Katie Kryski, Ph.D. Candidate

Second Advisor

Dr. Elizabeth Hayden

Abstract

Behavioral Inhibition (BI) is a temperamental trait that refers to the avoidance and withdrawal from novel situations, objects, and people. It is considered a risk marker for later anxiety disorders. However, for BI to be a true risk marker it must predate the disorder onset and it should be associated with other well-known risk markers, such as early emerging symptoms. The majority of research exploring BI as a risk marker has largely utilized parent- or self- report measures of BI and has focused on middle to late childhood and adolescence. Further, BI has been linked with social anxiety specifically as well as depression, suggesting that BI subtypes may exist that differentially relate to disorder onset. The present study expanded on the current literature by examining BI and its association with early emerging anxiety symptoms in a community sample of 409 three-year old children. In addition, child sex was explored as a potential moderator of these relationships.

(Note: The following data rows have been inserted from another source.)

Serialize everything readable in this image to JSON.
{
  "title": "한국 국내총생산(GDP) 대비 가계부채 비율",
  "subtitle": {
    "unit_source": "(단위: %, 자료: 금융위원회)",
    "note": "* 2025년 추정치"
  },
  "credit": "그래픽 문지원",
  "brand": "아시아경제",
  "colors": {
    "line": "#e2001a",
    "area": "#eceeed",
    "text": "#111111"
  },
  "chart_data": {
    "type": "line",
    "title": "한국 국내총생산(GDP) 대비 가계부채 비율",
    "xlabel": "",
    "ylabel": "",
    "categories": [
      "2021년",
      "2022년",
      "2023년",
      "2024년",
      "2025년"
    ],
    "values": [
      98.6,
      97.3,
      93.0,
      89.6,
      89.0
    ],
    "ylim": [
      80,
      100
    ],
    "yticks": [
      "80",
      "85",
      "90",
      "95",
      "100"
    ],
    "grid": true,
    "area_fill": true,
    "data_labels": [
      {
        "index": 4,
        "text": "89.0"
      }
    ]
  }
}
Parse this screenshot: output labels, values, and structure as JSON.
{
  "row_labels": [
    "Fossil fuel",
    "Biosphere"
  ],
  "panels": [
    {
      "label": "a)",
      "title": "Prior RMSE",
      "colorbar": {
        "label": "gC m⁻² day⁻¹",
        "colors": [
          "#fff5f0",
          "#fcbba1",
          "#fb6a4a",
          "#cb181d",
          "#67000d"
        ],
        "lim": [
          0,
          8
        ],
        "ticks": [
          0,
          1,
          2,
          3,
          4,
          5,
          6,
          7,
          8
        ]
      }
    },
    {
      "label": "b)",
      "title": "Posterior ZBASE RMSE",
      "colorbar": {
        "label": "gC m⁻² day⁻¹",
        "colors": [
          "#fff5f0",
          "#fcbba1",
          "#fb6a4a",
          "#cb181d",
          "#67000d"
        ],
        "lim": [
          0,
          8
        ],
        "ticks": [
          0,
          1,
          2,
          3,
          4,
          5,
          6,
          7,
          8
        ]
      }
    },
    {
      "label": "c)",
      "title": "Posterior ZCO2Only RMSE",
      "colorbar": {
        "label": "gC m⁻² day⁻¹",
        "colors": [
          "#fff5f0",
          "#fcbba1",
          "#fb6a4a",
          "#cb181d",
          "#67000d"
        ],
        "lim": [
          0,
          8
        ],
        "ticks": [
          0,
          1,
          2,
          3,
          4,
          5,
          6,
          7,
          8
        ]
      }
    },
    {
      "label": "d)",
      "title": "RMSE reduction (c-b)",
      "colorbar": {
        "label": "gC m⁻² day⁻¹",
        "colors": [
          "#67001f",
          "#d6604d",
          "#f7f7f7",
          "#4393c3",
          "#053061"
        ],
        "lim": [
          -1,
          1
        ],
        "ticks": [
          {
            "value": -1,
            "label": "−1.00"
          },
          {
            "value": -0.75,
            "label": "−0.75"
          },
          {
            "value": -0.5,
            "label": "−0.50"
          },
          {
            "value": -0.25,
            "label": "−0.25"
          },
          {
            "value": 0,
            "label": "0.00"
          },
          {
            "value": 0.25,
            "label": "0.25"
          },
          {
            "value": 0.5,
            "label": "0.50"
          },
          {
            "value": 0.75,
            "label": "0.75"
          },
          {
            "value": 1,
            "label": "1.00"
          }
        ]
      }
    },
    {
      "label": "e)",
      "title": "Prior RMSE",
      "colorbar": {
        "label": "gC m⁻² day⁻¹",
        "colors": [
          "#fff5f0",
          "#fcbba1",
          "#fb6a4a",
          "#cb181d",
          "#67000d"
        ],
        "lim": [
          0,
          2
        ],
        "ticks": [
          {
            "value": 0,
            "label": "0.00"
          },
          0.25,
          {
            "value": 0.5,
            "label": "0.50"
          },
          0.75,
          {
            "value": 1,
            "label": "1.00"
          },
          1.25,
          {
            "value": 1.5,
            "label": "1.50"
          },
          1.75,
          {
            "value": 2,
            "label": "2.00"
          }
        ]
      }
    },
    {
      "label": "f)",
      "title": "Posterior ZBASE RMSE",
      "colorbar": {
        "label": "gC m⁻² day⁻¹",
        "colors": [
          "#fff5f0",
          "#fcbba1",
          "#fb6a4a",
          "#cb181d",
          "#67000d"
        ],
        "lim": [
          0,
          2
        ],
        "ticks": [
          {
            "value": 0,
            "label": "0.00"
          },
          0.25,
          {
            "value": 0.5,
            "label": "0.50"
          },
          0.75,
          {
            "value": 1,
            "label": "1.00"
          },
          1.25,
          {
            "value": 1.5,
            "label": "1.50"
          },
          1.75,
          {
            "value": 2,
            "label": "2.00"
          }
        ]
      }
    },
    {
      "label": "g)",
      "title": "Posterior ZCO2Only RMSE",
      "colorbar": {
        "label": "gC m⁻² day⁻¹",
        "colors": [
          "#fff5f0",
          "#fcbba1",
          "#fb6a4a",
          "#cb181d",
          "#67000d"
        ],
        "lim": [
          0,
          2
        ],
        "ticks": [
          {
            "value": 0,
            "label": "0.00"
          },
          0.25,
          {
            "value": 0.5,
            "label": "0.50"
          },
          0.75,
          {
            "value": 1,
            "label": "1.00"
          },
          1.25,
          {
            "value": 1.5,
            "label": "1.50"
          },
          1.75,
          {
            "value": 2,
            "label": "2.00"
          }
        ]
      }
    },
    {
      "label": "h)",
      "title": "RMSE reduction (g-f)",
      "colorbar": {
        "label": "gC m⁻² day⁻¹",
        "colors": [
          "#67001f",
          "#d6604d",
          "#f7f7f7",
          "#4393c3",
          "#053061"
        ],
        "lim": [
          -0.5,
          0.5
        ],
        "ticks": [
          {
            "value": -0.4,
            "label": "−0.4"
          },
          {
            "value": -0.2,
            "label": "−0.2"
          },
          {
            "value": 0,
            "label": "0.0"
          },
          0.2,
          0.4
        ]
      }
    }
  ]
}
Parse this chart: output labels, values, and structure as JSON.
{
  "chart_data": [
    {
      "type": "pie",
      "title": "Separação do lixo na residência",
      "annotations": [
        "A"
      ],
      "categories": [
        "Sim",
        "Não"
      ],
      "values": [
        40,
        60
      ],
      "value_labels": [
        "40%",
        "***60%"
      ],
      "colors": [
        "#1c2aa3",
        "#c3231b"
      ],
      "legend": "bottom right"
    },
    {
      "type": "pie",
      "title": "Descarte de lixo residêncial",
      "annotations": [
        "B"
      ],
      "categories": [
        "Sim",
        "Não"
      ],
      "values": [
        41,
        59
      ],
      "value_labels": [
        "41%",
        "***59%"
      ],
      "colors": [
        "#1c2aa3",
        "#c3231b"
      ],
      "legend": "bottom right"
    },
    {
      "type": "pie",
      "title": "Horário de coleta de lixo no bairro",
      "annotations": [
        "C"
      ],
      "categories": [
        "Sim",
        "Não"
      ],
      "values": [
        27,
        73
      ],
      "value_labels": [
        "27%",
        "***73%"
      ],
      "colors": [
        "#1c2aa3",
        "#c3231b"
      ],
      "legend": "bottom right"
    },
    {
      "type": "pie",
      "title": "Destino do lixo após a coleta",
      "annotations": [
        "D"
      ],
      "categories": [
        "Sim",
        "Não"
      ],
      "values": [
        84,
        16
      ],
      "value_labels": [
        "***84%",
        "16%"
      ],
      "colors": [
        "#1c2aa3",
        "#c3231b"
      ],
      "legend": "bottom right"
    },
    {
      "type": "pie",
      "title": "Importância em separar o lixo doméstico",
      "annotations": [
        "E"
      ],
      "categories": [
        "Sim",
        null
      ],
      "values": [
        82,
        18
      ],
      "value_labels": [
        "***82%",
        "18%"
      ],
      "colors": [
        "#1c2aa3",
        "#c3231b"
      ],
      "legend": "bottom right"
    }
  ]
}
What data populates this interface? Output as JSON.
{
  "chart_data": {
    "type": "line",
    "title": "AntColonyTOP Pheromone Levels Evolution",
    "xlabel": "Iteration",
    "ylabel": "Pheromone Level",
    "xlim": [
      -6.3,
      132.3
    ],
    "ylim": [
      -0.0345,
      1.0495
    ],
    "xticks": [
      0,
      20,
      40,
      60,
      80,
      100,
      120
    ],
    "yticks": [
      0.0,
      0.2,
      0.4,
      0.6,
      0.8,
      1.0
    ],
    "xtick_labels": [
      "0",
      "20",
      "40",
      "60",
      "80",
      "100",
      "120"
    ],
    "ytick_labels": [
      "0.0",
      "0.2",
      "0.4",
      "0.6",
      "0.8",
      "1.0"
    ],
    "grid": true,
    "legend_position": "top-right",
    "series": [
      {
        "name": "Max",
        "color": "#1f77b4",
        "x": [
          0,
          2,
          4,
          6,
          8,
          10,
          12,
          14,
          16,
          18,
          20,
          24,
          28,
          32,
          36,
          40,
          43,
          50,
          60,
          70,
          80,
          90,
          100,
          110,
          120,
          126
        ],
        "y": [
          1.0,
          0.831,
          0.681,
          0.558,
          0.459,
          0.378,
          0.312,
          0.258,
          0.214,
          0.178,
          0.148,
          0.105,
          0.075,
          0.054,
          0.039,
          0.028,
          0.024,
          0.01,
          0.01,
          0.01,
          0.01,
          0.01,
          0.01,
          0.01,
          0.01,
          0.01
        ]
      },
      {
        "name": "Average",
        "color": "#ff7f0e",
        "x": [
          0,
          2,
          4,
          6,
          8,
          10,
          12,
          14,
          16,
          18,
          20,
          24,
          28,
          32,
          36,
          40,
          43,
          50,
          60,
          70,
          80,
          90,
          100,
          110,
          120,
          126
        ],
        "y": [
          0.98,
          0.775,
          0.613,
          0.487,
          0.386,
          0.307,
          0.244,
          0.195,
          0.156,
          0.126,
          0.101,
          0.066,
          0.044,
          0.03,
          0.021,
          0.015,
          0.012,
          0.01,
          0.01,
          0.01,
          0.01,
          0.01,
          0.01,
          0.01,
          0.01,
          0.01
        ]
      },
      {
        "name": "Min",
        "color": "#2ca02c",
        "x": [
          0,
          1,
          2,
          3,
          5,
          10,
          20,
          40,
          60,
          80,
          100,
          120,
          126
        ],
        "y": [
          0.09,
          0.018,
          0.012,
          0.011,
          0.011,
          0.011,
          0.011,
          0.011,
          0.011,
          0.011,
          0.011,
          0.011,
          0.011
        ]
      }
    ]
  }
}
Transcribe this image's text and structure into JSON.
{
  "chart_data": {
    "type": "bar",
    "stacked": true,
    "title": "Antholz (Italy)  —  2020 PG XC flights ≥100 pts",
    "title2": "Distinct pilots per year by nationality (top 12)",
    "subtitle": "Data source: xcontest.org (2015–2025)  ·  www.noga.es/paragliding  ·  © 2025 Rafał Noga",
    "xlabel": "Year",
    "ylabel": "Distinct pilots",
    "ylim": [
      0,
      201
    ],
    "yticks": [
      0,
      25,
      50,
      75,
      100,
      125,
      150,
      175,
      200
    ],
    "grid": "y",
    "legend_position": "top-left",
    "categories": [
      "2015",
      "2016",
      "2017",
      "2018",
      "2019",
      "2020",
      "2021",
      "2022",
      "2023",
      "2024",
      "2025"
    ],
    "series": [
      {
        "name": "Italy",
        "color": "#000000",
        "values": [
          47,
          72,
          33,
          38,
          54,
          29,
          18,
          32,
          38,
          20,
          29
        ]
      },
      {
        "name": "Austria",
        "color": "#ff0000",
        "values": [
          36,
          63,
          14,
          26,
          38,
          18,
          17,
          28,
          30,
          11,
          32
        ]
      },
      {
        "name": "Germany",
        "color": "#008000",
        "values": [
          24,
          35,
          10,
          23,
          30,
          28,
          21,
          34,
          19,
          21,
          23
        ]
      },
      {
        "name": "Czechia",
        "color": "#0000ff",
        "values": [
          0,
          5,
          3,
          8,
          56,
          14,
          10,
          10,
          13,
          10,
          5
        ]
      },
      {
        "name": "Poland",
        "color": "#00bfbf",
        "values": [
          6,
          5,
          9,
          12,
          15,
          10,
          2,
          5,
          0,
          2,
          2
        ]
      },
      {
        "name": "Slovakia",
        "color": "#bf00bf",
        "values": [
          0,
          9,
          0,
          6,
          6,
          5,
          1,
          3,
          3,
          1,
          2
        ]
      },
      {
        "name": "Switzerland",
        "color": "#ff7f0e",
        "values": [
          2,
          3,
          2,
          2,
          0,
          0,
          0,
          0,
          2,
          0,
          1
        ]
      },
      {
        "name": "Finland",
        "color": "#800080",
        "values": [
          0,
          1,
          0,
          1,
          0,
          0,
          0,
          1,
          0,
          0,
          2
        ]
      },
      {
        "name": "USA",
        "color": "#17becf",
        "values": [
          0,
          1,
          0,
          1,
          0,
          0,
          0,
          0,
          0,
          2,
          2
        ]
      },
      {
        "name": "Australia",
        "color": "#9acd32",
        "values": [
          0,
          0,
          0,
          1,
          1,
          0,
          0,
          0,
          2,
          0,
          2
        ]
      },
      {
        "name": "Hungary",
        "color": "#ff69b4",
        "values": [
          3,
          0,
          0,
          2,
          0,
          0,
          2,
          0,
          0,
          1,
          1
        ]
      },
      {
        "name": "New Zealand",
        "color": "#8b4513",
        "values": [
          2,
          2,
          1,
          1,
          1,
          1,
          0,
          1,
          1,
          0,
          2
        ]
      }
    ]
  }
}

Observational ratings of child BI taken from three episodes (stranger task, jumping spider, and risk room) in the Laboratory Temperament Assessment Battery (Lab-TAB) were used for analyses. Early emerging symptoms were indexed via the Child Behavior Checklist completed by the child’s primary caregiver. Results revealed an association between high levels of social BI and anxiety related symptoms. High BI expressed during novel situations was associated with higher depressive symptoms in boys only, while high BI expressed in threat related tasks was associated with higher anxious-depressed symptoms in girls. Findings suggest that BI may be a multivariate construct that is differentially related to the development of psychopathology in boys and girls.